L’homme pécheur est incapable d’obéir à la Loi qui le condamne

Nous parvenons ainsi à exprimer le problème central de la Loi, tel que l’apôtre Paul nous l’expose : La Loi sainte, qui a pour but de procurer la vie et la liberté, nous apparait sous un jour contraire, de privation et de condamnation, lorsque nous subissons ses règlements en étant séduits par la virulence du péché : « Car le péché, saisissant l’occasion, m’a séduit par le moyen du commandement et, par lui, m’a donné la mort » (v.11). Avec les mots de Leenhardt : « Au lieu de recevoir la loi comme un signe de l’amour de Dieu, l’homme se heurte à la parole de Dieu comme à une brimade arbitraire ; il se croit victime de la jalousie de Dieu. Ainsi pense-t-il vraiment qu’il doit désobéir pour s’affranchir d’une méchante tutelle et réaliser son véritable destin » (Leenhardt, p108-109).

Sous l’emprise du péché, la Loi divine, qui était à l’origine destinée à procurer la bénédiction de l’être humain, perd son caractère divin et apparaît désormais comme une contrainte fastidieuse qui empêche de vivre. Pour cette raison, les diverses législations des nations du monde entier ne peuvent pas se limiter à édicter des commandements et des interdictions valables pour tous les citoyens. Il leur faut également édicter des lois qui définissent les sanctions encourues par celles et ceux qui ne les respectent pas. En termes juridiques, le droit civil doit être complété par un droit pénal qui en garantit le respect.

La critique chrétienne de la Loi, telle qu’elle apparait dans l’épître aux Romains, ne vise donc pas la Loi divine en tant que telle, mais la loi telle qu’elle apparait dans sa dimension humaine. Dans ce sens, on peut se demander si les applications sévères de la Torah juive et de la Charia musulmane, dans les pays où la Constitution reste basée sur ces corpus de lois religieuses, ne sont pas en réalité des déformations de la Loi divine. En effet, ces lois prétendument sacrées nécessitent la contrainte et même la violence afin d’être appliquées.

L’homme divisé entre son être intérieur et ses tendances charnelles

La conclusion de l’apôtre Paul est sans appel : « La Loi est spirituelle, mais moi, je suis charnel, vendu comme esclave au péché » (v.14). Ce constat renferme un paradoxe important : Entre la force de la Loi divine, et la force du péché humain, c’est le mal qui l’emporte sur le bien. La Loi divine échoue à procurer la vie, elle juge et produit la mort.

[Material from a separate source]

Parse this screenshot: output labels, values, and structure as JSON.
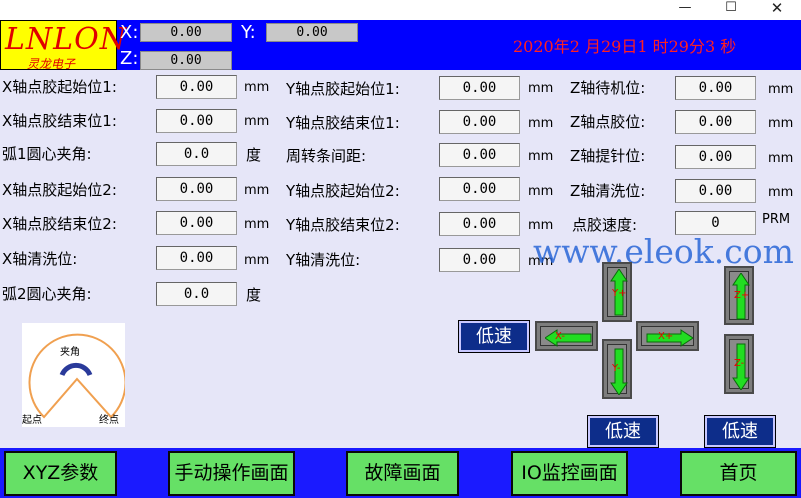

L’apôtre Paul définit ainsi l’aliénation de l’homme, c’est-à-dire son brisement intérieur et sa profonde crise existentielle : « Je prends plaisir à la Loi de Dieu, en tant qu’homme intérieur, mais dans mes membres, je découvre une autre loi qui combat contre la loi que ratifie mon intelligence, elle fait de moi le prisonnier de la loi du péché » (v.22-23). En théorie, l’homme est intellectuellement d’accord avec la Loi divine, qui est bonne ; mais en pratique, l’égoïsme et l’orgueil l’emportent en général sur la générosité et l’humilité.

Or, dans l’épître aux Romains, et c’est là son aspect le plus magistral, l’apôtre Paul n’en reste pas à ce constat désolant. Il démontre, au chapitre suivant, que le dynamisme de la vie spirituelle permet de tendre progressivement vers une victoire sur le péché. Amen

2 réflexions sur « Prédication : Quand le commandement produit la chute »

  1. Merci, pour cette prédication et pour cette lecture de Paul, mais est-elle vraiment à la portée des lecteurs moyennement cultivés que nous sommes, plus ou moins, toutes et tous  ? …

    D’autant qu’il y a sans doute des choses que que ne pouvaient comprendre que les contemporains de Paul. Je me souviens de mon prof de philo (une classe que j’avais redoublée !), qui interrogeait ouvertement ses élèves pour savoir si la notion de péché nous parlait encore. Il n’avait pas été déçu, car je crois me souvenir qu’ aucun de nous n’avait ouvert la bouche ! On était en 1965. … Et aujourd’hui, la même question est à peine pensable…

    En fait, j’avais lu votre prédication dans le train en rentrant de 15 jours de vacances à la mer, lors desquels j’ai essayé de lire en entier l’évangile de Jean, dans une bible sans appareil critique, et privé de tout autre outil disponible, et j’avoue que j’ai trouvé cela illisible… Et pourtant, le texte de Jean 15 que j’ai appris par coeur (car il contient mon verset de confirmation : « Je suis le cep, vous êtes les sarments » me parle intimement à chaque fois que je me le récite…).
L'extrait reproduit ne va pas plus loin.